The Administration’s response: an Govt Order proscribing state authority over AI. As a substitute of empowering the AGs who raised the alarm, the Administration issued an Govt Order that:
• Discourages state-level regulation
• Creates mechanisms permitting the DOJ to problem state AI legal guidelines
• Centralizes AI oversight in federal businesses closely influenced by frontier AI labs
• Frames state enforcement as dangerous to “AI competitiveness”
This transfer mirrors earlier federal makes an attempt to pre-empt state motion within the social-media period—benefiting business whereas limiting the facility of the one regulators tech firms truly worry. And people who they worry probably the most that are the folks.
Let’s be clear:
The federal authorities responded to 54 attorneys common warning about AI-enabled youngster exploitation by making it tougher for those self same AGs to guard kids. That’s structural seize.
This isn’t the primary time federal actors have sided with platforms over public security.
When Google promoted prostitution apps and monetized terror movies, no federal company intervened. State AGs did. When social media fueled youth mental-health crises, state AGs filed the primary main lawsuits. When pirate websites siphoned royalties from American creators, states—not federal regulators—acknowledged the buyer harms.
And now, with AI:
• The AGs noticed the hazard first.
• They acted first.
• And Washington acted in opposition to them.
Why would Washington sideline the one actors able to holding AI firms accountable?
As a result of a handful of elite AI companies have satisfied federal policymakers that they’re:
• Too necessary to control
• Too important for nationwide safety
• Too modern to sluggish
• Too fragile to resist state lawsuits
Or as Senator Hawley mentioned it completely: Too large to prosecute.
The result’s a federal posture that treats AI firms like national-security belongings and state enforcement as a menace. That is the wrong way up. AI firms should not the Pentagon. They don’t seem to be NASA. They don’t seem to be treaty allies. They’re industrial entities with histories of negligence and exploitation.
The individuals who warned in regards to the hazard had been punished. The folks inflicting the hazard had been protected.

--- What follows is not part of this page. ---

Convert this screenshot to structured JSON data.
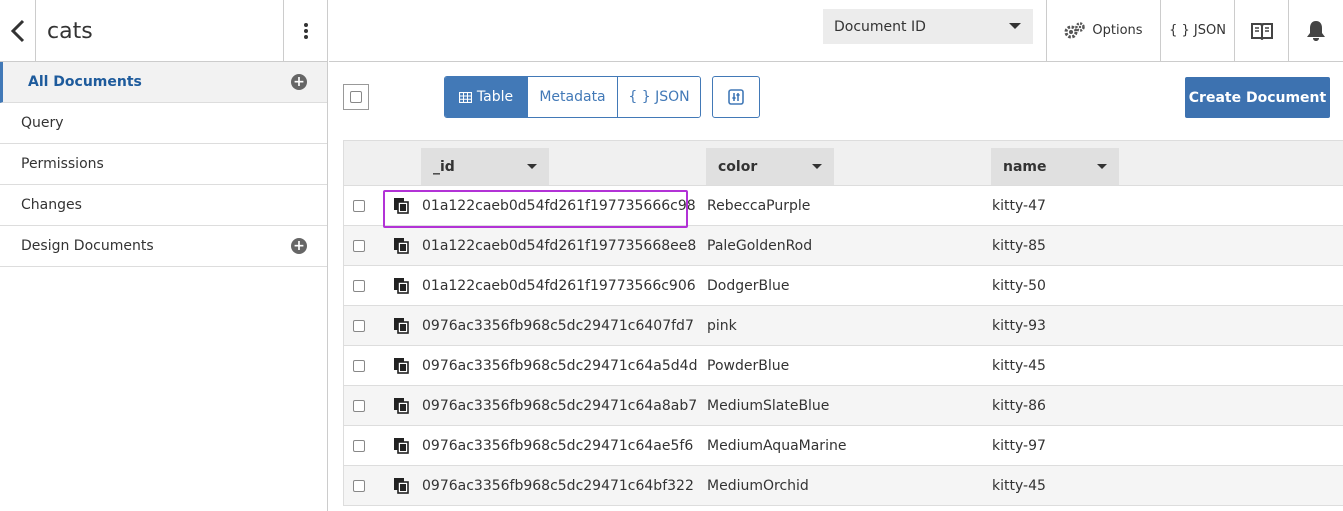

The NAAG letters had been a warning—Washington turned them right into a menace. The AGs requested for instruments to maintain kids secure from AI. The Administration responded by taking instruments away. The AGs requested Congress to behave. The White Home acted as a substitute—in opposition to them.
If the USA goes to have an actual AI security regime that protects kids, creators, shoppers, and democratic communities, it is not going to come from businesses captured by frontier labs. It’ll come from the identical place it at all times has: State attorneys common who nonetheless keep in mind who they work for and who battle the evil spirits who prowl in regards to the world in search of the wreck of souls.
And Megan Garcia will proceed her reckoning for these accountable as a result of that’s what mothers do.